J'ai perdu 2h20. Aucun sens ni interêt. Film desservant l'acteur.

Ratatak
19/10/2019 à 00:22

Bon par contre on est d'accord qu'il y a un crâne Henry "Justice League" Cavill lors du passage "Spoiler" ???

Cat44
13/10/2019 à 18:56

J'ai replongé direct dans ce film car Breaking bad a agit sur moi comme une drogue dure (normal!), retrouver Jesse pour voir s'il va s'en sortir, j'ai kiffé! peut-être un peu lent par moment mais rappelez-vous que les épisodes de Breaking bad n'étaient pas tous dans l'action et je les appréciais tout autant. Tout ce que j'espère c'est une suite car les 2 h ont passé très vite pour moi, j'attendais, haletante, l'épisode suivant me croyant encore dans la série.... Je suis en manque........................ L'alaska pourrait réserver de belles surprises et rebondissements, j'en rêve!

Akitrash
13/10/2019 à 16:05

Un film scénaristiquement creux, et qui aurait pu ne durer qu'une poignée de minutes...
Reste la mise en scène sublime de Vince Gillian qui nous scotch littéralement, et quelques scènes magistrales comme celle du désert ou le mythique duel!
Dommage que le final soit un peu trop convenu, le film n'apporte rien de neuf à la mythologie Breaking Bad...

Arnaud (le vrai)
13/10/2019 à 09:53

Film dispensable et avec quelques longueurs, mais petit plaisir coupable de revoir tous ces personnages (avec un Todd qui a clairement abusé des tacos ...)

Aaron Paul est toujours aussi dingue, pour moi ce mec n’a pas eu la carrière qu’il aurait mérité ...

Bref un film a voir pour les fans de Breaking Bad (ça m’a même donné envie de revoir la série), mais un peu trop lent quand même ...

Loule
13/10/2019 à 08:18

Film sans intérêt, trop long et sans fin.

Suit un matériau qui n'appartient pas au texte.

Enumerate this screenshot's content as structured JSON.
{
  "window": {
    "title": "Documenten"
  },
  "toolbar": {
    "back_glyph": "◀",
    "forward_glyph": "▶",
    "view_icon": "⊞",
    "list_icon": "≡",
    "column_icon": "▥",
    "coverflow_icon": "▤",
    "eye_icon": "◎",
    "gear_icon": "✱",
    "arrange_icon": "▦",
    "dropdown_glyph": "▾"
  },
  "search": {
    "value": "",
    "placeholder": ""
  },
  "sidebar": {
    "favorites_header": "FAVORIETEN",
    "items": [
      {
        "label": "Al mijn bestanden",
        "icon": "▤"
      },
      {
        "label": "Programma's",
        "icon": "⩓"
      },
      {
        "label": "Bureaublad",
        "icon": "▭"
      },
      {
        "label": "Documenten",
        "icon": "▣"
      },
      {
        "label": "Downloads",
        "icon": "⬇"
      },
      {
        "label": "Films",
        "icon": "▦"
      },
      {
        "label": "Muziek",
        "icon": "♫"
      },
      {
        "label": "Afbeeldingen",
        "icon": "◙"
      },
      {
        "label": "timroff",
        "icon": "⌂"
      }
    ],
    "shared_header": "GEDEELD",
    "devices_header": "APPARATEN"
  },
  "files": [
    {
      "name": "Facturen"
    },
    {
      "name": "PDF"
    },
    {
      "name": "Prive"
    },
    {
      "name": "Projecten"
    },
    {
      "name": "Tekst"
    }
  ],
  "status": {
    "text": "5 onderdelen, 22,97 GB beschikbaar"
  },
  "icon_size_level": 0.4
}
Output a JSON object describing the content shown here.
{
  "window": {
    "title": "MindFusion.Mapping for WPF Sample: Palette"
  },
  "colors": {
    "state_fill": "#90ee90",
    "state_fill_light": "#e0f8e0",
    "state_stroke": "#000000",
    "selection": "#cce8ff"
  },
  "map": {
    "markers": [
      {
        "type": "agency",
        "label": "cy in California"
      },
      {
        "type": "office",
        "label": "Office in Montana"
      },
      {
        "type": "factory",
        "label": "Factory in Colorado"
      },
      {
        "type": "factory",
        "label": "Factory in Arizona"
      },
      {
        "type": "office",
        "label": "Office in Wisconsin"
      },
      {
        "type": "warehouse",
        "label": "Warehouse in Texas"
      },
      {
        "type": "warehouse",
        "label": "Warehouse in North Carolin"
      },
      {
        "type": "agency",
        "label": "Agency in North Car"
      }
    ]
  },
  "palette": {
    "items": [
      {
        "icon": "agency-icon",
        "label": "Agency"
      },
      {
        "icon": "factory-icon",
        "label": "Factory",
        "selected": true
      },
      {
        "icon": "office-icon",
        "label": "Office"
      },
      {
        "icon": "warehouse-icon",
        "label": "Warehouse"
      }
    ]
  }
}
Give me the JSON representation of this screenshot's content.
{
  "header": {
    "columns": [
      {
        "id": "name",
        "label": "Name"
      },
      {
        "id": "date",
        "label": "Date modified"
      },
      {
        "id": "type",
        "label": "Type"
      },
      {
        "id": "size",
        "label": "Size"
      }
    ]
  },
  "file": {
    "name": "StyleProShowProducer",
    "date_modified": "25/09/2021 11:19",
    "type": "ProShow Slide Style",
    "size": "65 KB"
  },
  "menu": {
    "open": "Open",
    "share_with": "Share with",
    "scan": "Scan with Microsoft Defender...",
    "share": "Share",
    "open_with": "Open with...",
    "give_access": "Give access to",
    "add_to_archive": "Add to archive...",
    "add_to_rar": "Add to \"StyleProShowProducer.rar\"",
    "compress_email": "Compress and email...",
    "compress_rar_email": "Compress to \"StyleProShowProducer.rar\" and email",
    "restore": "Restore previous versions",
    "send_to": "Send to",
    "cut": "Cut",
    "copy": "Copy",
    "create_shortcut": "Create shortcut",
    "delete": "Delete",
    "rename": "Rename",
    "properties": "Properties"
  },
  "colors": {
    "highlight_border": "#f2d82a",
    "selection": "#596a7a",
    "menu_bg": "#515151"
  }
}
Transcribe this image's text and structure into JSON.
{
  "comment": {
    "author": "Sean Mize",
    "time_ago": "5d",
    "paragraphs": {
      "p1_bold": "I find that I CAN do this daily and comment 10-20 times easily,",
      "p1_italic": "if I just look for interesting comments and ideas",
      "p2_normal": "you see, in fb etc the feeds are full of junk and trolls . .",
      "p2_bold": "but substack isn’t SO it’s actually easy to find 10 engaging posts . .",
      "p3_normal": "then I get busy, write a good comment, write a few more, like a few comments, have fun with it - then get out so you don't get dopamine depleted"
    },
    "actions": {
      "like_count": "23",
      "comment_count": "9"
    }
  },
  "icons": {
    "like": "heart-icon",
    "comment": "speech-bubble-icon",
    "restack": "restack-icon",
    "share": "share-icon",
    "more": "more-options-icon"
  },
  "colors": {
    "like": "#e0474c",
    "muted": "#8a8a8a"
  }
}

On aurait dû s'en tenir a la fin de breaking bad et laisser notre imaginaire faire le reste, ce film n'apporte rien de plus sauf une lenteur qui n'y était pas dans la série.
J'ai été très déçu.

Justevu
12/10/2019 à 20:39

Je viens de le voire.. Je dirais comme déjà dis.. A voir comme un long épisode.. Mais sans Walter White.. Ils aurait pu le faire en 1 épisode.. Le film est lent.. J'ai regardé mais mon esprit à décrocher après un petit moment.. Ne le regarder pas en vue de se faire une soirée film ou quoi.. Juste par curiosité.. Vous saurez moins déçu ????


12/10/2019 à 18:06

Je suis mitigé, je n'ai pas trouvé grande utilité à ce film, malgré qu'il soit bien foutu dans sa forme.
si un avis en vidéo vous intéresse, je peux vous recommander ceci:
https://youtu.be/s10GrePph3w

Morphasy
12/10/2019 à 16:57

Moi ce que j ai vu c est un film trop lent,pour un épisode ça passerait,j ai vu aussi une façon détournée de s interesser au personnage de todd (qui mange un peu trop ????),assez énigmatique,tout nous pousse à croire qu il est manipulé et bon en soi...bref je reste un peu sur ma faim même si revoir heisenberg dans son rôle l a fait beaucoup de bien ????

Roukesh
12/10/2019 à 13:07

@M1pats tu es vraiment idiot à ce point? Ton avis ne vaut pas mieux que celui des autres. Tu as aimé eux non, ça s'arrête la si tu ne veux pas débattre et argumenter. Sur ce, film sympa, j'ai pris plaisir à le voir, mais effectivement dispensable.